Mola Mola Ocean Sunfish

A thorough review of the vast amount of information in the species profiles, especially on the known ranges of particular species, is well beyond the scope of my review. However, I did note a very few corrections or omissions. There is an unfortunate typo or editing problem in Table 1 as the footnote “b,” to indicate an introduced species, is attached to 23 species in addition to the five introductions mentioned in the text. The authors state that Green Sturgeon is found in the upper Fraser River, but this is likely an error as only White Sturgeon has been found there. It would have been interesting to have some mention of the First Nations’ names for the various species and there is a wealth of Indigenous traditional knowledge available that could be tapped for future writings on Salish Sea fishes. Finally, the species profiles mention a lot of specific locations where various species have been found; but without the very detailed maps required, the reader is somewhat lost on the geography involved unless one has Google maps or similar at the ready.

In summary, there is no doubt that Fishes of the Salish Seat is a current “go to” book for people interested in fish of this west coast region and an excellent supplement to existing literature and the several fish guide books available.
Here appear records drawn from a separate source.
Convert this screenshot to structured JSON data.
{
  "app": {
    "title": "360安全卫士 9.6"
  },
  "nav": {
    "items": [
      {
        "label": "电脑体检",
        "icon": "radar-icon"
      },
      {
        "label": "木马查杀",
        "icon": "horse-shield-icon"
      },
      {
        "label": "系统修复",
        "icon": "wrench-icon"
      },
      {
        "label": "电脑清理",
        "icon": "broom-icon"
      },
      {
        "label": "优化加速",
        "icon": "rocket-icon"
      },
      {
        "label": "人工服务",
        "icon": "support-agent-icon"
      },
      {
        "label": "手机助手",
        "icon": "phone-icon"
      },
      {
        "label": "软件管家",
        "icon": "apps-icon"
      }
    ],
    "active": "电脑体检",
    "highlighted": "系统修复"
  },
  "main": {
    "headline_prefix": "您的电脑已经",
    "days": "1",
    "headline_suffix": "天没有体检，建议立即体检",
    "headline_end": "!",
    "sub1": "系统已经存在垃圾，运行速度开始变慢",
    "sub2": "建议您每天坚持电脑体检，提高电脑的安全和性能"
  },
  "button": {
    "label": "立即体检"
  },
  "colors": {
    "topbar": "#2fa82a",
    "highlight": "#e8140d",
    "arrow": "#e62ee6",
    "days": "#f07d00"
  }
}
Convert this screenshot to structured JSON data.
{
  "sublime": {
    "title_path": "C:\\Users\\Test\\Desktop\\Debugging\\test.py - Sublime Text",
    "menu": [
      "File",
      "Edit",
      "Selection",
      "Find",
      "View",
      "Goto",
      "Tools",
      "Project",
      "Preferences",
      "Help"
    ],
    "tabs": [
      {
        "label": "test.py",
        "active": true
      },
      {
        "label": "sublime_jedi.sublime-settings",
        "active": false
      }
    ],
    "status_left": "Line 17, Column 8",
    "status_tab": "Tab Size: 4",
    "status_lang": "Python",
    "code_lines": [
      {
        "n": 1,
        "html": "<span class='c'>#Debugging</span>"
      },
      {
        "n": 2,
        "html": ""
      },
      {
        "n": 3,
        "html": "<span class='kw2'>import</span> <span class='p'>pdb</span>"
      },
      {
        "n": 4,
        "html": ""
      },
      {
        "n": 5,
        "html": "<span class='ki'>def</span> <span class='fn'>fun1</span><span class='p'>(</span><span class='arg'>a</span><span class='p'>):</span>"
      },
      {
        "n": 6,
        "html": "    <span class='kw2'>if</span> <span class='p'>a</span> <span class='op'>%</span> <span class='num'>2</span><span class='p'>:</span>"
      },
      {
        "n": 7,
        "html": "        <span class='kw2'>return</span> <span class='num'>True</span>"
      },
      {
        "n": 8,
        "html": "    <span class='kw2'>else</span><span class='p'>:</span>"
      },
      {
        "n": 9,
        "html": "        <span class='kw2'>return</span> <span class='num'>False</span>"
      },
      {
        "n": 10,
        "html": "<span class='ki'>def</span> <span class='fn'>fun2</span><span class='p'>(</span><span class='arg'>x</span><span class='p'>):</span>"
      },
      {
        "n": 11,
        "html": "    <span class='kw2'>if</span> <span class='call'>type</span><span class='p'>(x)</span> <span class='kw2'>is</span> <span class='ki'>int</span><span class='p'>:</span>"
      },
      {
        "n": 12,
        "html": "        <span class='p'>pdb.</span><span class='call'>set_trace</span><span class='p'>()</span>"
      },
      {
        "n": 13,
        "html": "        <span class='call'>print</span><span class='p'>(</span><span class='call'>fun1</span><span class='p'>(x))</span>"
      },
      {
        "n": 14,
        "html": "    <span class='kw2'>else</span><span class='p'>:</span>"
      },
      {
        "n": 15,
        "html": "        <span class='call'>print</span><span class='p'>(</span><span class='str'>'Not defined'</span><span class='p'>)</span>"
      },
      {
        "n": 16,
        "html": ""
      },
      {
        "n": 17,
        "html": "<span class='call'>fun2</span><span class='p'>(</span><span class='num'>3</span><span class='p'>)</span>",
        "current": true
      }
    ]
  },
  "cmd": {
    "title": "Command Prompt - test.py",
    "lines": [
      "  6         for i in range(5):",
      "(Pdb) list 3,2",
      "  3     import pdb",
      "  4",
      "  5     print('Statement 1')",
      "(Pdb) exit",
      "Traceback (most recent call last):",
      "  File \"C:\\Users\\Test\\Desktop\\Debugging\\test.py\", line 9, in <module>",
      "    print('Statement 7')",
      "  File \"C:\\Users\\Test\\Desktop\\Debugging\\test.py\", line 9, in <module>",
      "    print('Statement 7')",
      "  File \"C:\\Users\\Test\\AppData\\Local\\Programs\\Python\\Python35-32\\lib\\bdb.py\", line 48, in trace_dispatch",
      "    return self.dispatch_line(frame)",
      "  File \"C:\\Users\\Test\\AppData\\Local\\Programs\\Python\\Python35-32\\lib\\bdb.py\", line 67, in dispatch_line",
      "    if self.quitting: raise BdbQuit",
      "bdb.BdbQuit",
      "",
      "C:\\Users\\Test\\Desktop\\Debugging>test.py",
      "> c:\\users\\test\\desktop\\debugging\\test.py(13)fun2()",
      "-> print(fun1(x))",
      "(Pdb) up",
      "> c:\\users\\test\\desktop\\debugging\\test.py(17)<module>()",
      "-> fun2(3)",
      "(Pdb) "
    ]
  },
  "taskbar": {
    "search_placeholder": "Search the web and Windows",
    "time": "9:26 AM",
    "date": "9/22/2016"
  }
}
It should be of interest to the citizen scientist, especially those with a bent toward the history of fish science in the region. However, it does have serious logistic limitations for field identification, and considering the total weight of the books is about 6 kg, they are unlikely to be taken in a backpack to the beach or stored on a shelf in the cabin of a small boat. As well, although the amazing colour illustrations are a great help, there is a fair amount of anatomical terminology to work through to verify the identification of a species.

Nevertheless, for professionals, students, and serious armchair fish persons, Fishes of the Salish Sea is a valuable contribution to regional marine ecology and the perfect book to read on a winter’s day when the seasonal southeast gales keep most people, even divers, off the Salish Sea.

A sample page from Fishes of the Salish Sea


Colin Levings

Colin Levings was born in 1942 in Victoria. He went to high school in North Surrey and as a youth spent a lot of time fishing in the lower Fraser River. Colin began his career in marine science in 1962 as sea-going technician in Alaska working for the International Pacific Halibut Commission. He earned his B.Sc. and M.Sc. at UBC and his Ph.D. at Dalhousie University in Halifax. Colin retired as a research scientist from Fisheries and Oceans Canada in 2006 but keeps working as a reviewer, advisor, writer, and mentor: see his website for lists of publications, presentations, and photo galleries. As well as conducting many estuary studies in British Columbia, Colin worked on marine fish ecology projects in the Strait of Georgia and elsewhere on the Coast. Recently he has been researching Edward Flanders Ricketts’ (author of Between Pacific Tides) studies in British Columbia. His recent book on salmonids in estuaries — Ecology of Salmonids in Estuaries Around the World: Adaptations, Habitats, and Conservation (UBC Press 2016) — was reviewed in The Ormsby Review no. 113 (April 4, 2017). Colin and his wife Kay live in Lions Bay and also spend time in Pender Harbour.